Bij brief van 6 januari 2022 schrijft de gemachtigde van Svedex aan de
gemachtigde van [appellant] onder meer: “De werkzaamheden van uw cliënt aan de timmertafel zijn vervallen, hetgeen cliënte en ik één en ander maal hebben aangegeven en dat zal ook duurzaam het geval zijn. Nu is dat al het geval, maar ook zeker met de komst van de machine die al het werk aan de timmertafel over neemt. Daarmee is gegeven dat uw cliënt herplaatst moet worden. In dat kader biedt cliënte aan een functie op de afdeling productie, niet bij zijn huidige afdeling persen/zagen maar op de afdeling nabewerking. (…) De functie is dan [functie1] verpakkingslijn 2 en 3. Dit aanbod is tegen dezelfde arbeidsvoorwaarden als waarop uw cliënt thans werkzaam is en geldt voor de duur van 5 dagen na heden en is bij niet acceptatie binnen die termijn vervallen.”
[appellant] heeft de aangeboden functie niet aanvaard. Met ingang van 17 januari 2022 is [appellant] geschorst. De arbeidsovereenkomst is per 1 juni 2022 op verzoek van Svedex ontbonden.
De grondslag voor een billijke vergoeding
[appellant] verzoekt om toekenning van een billijke vergoeding. Daarom wordt beoordeeld of het handelen of het nalaten van Svedex ernstig verwijtbaar is en, zo ja, of dat handelen of nalaten tot ontbinding van de arbeidsovereenkomst heeft geleid.1
De standpunten van partijen
[appellant] heeft aangevoerd dat de ernstige verwijtbaarheid van Svedex bestaat uit verschillende gedragingen. Svedex is ten onrechte teruggekomen op de afspraak dat het werk aan de timmertafel, met later de dorpelmachine erbij, de nieuwe bedongen arbeid is. Daarnaast heeft Svedex onterecht gedreigd met een loonstop vanwege het niet-meewerken aan re-integratie, omdat er geen re-integratieverplichtingen meer bestonden. [appellant] heeft verder gewezen op de weigering om mediation in te zetten in juli 2021. Daarnaast heeft nog een rol gespeeld de weigering om duidelijkheid te scheppen rond het verval van zijn werkzaamheden aan de timmertafel, terwijl dit werk er nog wel was voor een andere medewerker. Volgens [appellant] wordt hiermee een valse grond voor ontslag aangevoerd. Ten slotte noemt hij ook de schorsing als omstandigheid die aan het verstoren van de arbeidsrelatie heeft bijgedragen.

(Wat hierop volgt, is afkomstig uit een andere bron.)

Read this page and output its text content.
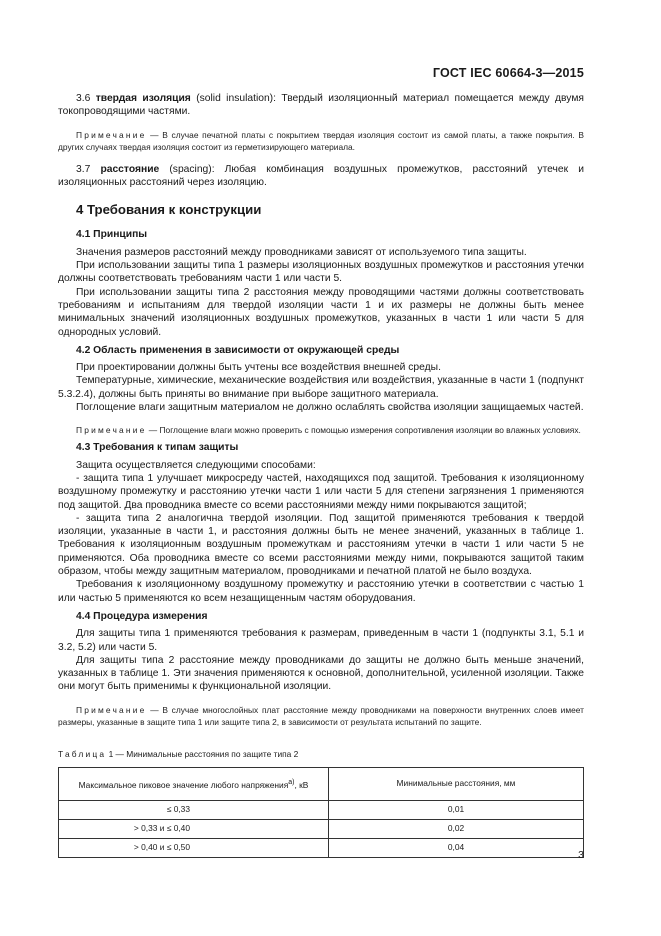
ГОСТ IEC 60664-3—2015

3.6 твердая изоляция (solid insulation): Твердый изоляционный материал помещается между двумя токопроводящими частями.

Примечание — В случае печатной платы с покрытием твердая изоляция состоит из самой платы, а также покрытия. В других случаях твердая изоляция состоит из герметизирующего материала.

3.7 расстояние (spacing): Любая комбинация воздушных промежутков, расстояний утечек и изоляционных расстояний через изоляцию.

4 Требования к конструкции
4.1 Принципы

Значения размеров расстояний между проводниками зависят от используемого типа защиты.

При использовании защиты типа 1 размеры изоляционных воздушных промежутков и расстояния утечки должны соответствовать требованиям части 1 или части 5.

При использовании защиты типа 2 расстояния между проводящими частями должны соответствовать требованиям и испытаниям для твердой изоляции части 1 и их размеры не должны быть менее минимальных значений изоляционных воздушных промежутков, указанных в части 1 или части 5 для однородных условий.

4.2 Область применения в зависимости от окружающей среды

При проектировании должны быть учтены все воздействия внешней среды.

Температурные, химические, механические воздействия или воздействия, указанные в части 1 (подпункт 5.3.2.4), должны быть приняты во внимание при выборе защитного материала.

Поглощение влаги защитным материалом не должно ослаблять свойства изоляции защищаемых частей.

Примечание — Поглощение влаги можно проверить с помощью измерения сопротивления изоляции во влажных условиях.

4.3 Требования к типам защиты

Защита осуществляется следующими способами:

- защита типа 1 улучшает микросреду частей, находящихся под защитой. Требования к изоляционному воздушному промежутку и расстоянию утечки части 1 или части 5 для степени загрязнения 1 применяются под защитой. Два проводника вместе со всеми расстояниями между ними покрываются защитой;

- защита типа 2 аналогична твердой изоляции. Под защитой применяются требования к твердой изоляции, указанные в части 1, и расстояния должны быть не менее значений, указанных в таблице 1. Требования к изоляционным воздушным промежуткам и расстояниям утечки в части 1 или части 5 не применяются. Оба проводника вместе со всеми расстояниями между ними, покрываются защитой таким образом, чтобы между защитным материалом, проводниками и печатной платой не было воздуха.

Требования к изоляционному воздушному промежутку и расстоянию утечки в соответствии с частью 1 или частью 5 применяются ко всем незащищенным частям оборудования.

4.4 Процедура измерения

Для защиты типа 1 применяются требования к размерам, приведенным в части 1 (подпункты 3.1, 5.1 и 3.2, 5.2) или части 5.

Для защиты типа 2 расстояние между проводниками до защиты не должно быть меньше значений, указанных в таблице 1. Эти значения применяются к основной, дополнительной, усиленной изоляции. Также они могут быть применимы к функциональной изоляции.

Примечание — В случае многослойных плат расстояние между проводниками на поверхности внутренних слоев имеет размеры, указанные в защите типа 1 или защите типа 2, в зависимости от результата испытаний по защите.

Таблица 1 — Минимальные расстояния по защите типа 2
Максимальное пиковое значение любого напряжения$^{a)}$, кВ	Минимальные расстояния, мм
≤ 0,33	0,01
> 0,33 и ≤ 0,40	0,02
> 0,40 и ≤ 0,50	0,04
3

Svedex heeft daartegen ingebracht dat er geen afspraak was dat het werk aan de tekentafel de nieuw bedongen arbeid was. Volgens het toenmalig afdelingshoofd de heer [naam5] is de plaatsing daar tijdelijk geweest; zijn oorspronkelijke functie van [functie1] is de bedongen arbeid gebleven. Omdat [appellant] dat werk niet meer kon doen heeft Svedex als goed werkgever ingestoken op het onderzoeken (aan de hand van een FML) van passende andere mogelijkheden. Dat was niet het resterende werk aan de timmertafel want dat werd gedaan door een andere medewerker met een hogere anciënniteit. Bovendien zou het timmertafelwerk eind 2023 helemaal eindigen met de komst van een nieuwe machine. De dreiging met een loonstop was terecht omdat [appellant] op 2 juli 2021 arbeidsongeschikt was en re-integratieverplichtingen had. Uiteindelijk hebben de weigering van [appellant] om aan het onderzoek naar andere passende mogelijkheden mee te werken en zijn wantrouwende houding geleid tot de verstoorde arbeidsverhouding. Er heeft mediation plaatsgevonden eind 2021, maar zonder succes. Vandaar dat [appellant] toen is geschorst, nadat hij een passende andere functie had geweigerd.
Het juridisch kader
De rechter kan aan een werknemer een billijke vergoeding toekennen als de ontbinding van de arbeidsovereenkomst het gevolg is van ernstig verwijtbaar handelen of nalaten van de werkgever. Daarvan is alleen in uitzonderlijke gevallen sprake. Te denken is bijvoorbeeld aan een situatie dat er als gevolg van laakbaar gedrag van de werkgever een verstoorde arbeidsrelatie is ontstaan en de rechter concludeert dat er geen andere optie is dan ontslag.2
Is het handelen of nalaten van Svedex ernstig verwijtbaar?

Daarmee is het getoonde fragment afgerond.